If you work in a company of any size, then you’ve had to deal with people who don’t understand how to use the “reply to all” feature. You know, somebody will send an e-mail to a large group about something, and somebody will send back what they think is a witty reply, but they send it to the whole group, and somebody else joins in, and before you know it there are 50 pointless e-mails in your inbox. This should be a death penalty offense.

So when an e-mail goes to 20,000 people, it’s really a bad idea to “reply to all.” But that didn’t stop folks at my company. At first, three or four people wrote to let us all know that this e-mail was a hoax, don’t fall for it. Really? What are you going to tell me next? There’s no Easter Bunny?

Then, there began a spate of people who were so irritated that people were replying to all, that they were moved to reply to all, saying “please stop replying to all.” Some were kind of nasty about it – “STOP WASTING MY TIME.” Some replied to all, threatening to report those people who were replying to all. One guy wrote 3 or 4 sentences detailing how he was too busy and had too much to do to be deleting these e-mails, so stop sending them. I figured you could delete 5,000 e-mails in the time it took him to write that.

It finally slowed down a little bit. Our IT department had to send out an e-mail that told everyone to never forward an e-mail like that to the WHOLE FREAKING COMPANY (I paraphrased that a bit), and to please stop replying to all. But a few people kept doing it anyway.

The funny thing is, it happened on a Friday afternoon just before Christmas week, and a lot of people weren’t even at work. Some won’t even be back until after the New Year. Imagine the surprises their in-boxes are going to hold.

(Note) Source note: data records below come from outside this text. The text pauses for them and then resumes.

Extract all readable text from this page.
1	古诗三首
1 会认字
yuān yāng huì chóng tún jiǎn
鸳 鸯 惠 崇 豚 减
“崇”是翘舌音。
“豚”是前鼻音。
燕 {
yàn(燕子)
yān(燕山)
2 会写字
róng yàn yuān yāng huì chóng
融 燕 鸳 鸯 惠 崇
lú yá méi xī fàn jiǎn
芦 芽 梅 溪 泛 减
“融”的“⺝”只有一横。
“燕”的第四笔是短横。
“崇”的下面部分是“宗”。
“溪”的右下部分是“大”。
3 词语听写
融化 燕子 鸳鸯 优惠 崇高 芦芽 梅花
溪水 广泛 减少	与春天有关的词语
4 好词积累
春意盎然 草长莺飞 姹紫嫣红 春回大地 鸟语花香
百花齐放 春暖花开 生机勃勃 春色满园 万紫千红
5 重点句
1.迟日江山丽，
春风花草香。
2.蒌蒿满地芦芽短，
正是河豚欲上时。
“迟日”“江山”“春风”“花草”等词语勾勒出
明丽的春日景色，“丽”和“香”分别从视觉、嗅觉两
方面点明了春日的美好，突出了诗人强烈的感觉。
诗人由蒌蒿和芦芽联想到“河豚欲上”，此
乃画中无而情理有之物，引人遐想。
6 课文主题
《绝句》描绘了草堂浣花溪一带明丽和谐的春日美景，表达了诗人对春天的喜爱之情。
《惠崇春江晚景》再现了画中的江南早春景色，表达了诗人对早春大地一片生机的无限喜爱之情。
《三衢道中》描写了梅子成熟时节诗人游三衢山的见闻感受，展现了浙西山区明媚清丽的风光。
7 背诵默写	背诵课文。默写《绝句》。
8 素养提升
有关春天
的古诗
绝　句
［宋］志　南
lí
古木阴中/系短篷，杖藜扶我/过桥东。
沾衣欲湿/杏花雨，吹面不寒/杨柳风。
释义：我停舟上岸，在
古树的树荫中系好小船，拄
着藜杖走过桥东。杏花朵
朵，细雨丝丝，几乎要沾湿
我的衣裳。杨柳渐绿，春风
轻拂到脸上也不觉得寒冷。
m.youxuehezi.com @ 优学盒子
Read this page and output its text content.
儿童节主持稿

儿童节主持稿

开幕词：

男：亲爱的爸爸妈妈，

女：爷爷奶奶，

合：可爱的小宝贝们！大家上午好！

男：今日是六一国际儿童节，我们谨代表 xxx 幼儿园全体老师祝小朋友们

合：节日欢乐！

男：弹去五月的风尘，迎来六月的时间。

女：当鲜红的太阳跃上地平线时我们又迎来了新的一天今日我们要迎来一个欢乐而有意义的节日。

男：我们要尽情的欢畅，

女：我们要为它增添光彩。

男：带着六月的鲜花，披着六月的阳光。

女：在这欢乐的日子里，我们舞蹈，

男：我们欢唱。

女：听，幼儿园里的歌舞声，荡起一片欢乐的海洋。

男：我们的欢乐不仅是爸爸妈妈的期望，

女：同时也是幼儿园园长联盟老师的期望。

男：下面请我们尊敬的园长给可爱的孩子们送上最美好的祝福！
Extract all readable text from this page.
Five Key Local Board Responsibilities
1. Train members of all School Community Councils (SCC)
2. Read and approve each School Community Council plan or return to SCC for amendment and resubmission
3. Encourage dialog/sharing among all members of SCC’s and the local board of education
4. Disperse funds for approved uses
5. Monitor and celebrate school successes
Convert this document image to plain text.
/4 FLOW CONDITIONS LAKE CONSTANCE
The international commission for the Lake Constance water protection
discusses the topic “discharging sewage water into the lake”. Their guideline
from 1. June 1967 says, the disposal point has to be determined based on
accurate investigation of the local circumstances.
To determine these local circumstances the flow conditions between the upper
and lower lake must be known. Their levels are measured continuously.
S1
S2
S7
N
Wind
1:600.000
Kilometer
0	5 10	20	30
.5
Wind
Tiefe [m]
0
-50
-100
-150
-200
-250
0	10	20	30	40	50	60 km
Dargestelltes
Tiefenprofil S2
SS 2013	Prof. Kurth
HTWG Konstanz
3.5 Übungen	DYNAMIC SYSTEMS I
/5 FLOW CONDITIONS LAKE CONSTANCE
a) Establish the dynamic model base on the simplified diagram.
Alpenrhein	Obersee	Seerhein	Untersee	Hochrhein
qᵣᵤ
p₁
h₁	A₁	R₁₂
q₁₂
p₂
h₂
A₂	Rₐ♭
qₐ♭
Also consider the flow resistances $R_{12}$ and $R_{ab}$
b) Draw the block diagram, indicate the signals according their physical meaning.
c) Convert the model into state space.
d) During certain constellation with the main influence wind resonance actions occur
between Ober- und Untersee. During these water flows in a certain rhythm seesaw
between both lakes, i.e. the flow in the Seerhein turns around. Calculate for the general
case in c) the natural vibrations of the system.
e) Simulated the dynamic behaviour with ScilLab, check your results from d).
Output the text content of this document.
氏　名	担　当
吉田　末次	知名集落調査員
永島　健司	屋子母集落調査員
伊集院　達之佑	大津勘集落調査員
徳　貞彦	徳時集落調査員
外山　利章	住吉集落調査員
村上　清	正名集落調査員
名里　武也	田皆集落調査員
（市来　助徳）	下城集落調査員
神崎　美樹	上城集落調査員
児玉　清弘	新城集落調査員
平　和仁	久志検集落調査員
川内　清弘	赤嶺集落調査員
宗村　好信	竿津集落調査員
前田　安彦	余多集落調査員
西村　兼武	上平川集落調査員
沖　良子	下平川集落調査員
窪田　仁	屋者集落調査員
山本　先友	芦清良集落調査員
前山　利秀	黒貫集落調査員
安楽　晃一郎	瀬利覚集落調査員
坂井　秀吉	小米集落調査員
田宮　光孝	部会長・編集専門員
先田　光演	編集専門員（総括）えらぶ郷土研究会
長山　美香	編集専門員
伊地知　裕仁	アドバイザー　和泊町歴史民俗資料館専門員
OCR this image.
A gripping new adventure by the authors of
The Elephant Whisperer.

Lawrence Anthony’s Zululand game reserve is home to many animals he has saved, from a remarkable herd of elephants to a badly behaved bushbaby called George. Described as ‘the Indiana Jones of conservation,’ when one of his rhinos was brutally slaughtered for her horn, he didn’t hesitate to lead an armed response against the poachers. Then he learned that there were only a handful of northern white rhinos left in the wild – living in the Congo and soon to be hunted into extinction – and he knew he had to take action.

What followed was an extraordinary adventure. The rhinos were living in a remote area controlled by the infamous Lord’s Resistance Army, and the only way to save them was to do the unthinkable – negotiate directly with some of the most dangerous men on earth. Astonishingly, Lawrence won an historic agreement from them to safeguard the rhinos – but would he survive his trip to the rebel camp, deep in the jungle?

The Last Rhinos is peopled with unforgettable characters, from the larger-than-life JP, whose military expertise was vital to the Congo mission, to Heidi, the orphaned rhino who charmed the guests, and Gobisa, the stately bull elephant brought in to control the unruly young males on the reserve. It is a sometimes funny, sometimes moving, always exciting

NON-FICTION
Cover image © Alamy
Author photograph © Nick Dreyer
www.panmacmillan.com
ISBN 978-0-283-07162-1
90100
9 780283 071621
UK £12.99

Did I mention the guy sent the initial e-mail to every single executive in the company as well, including the CEO? I don’t know what’s going to happen to him, but perhaps he should be hoping Santa brings him a new job this Christmas.

1 comment:

Anonymous said...

I work for the government. Which menas two things. One - we employee idiots like these. Two - every email like this causes the government to spend at least half of your tax dollars replying to hoax email. Brilliant.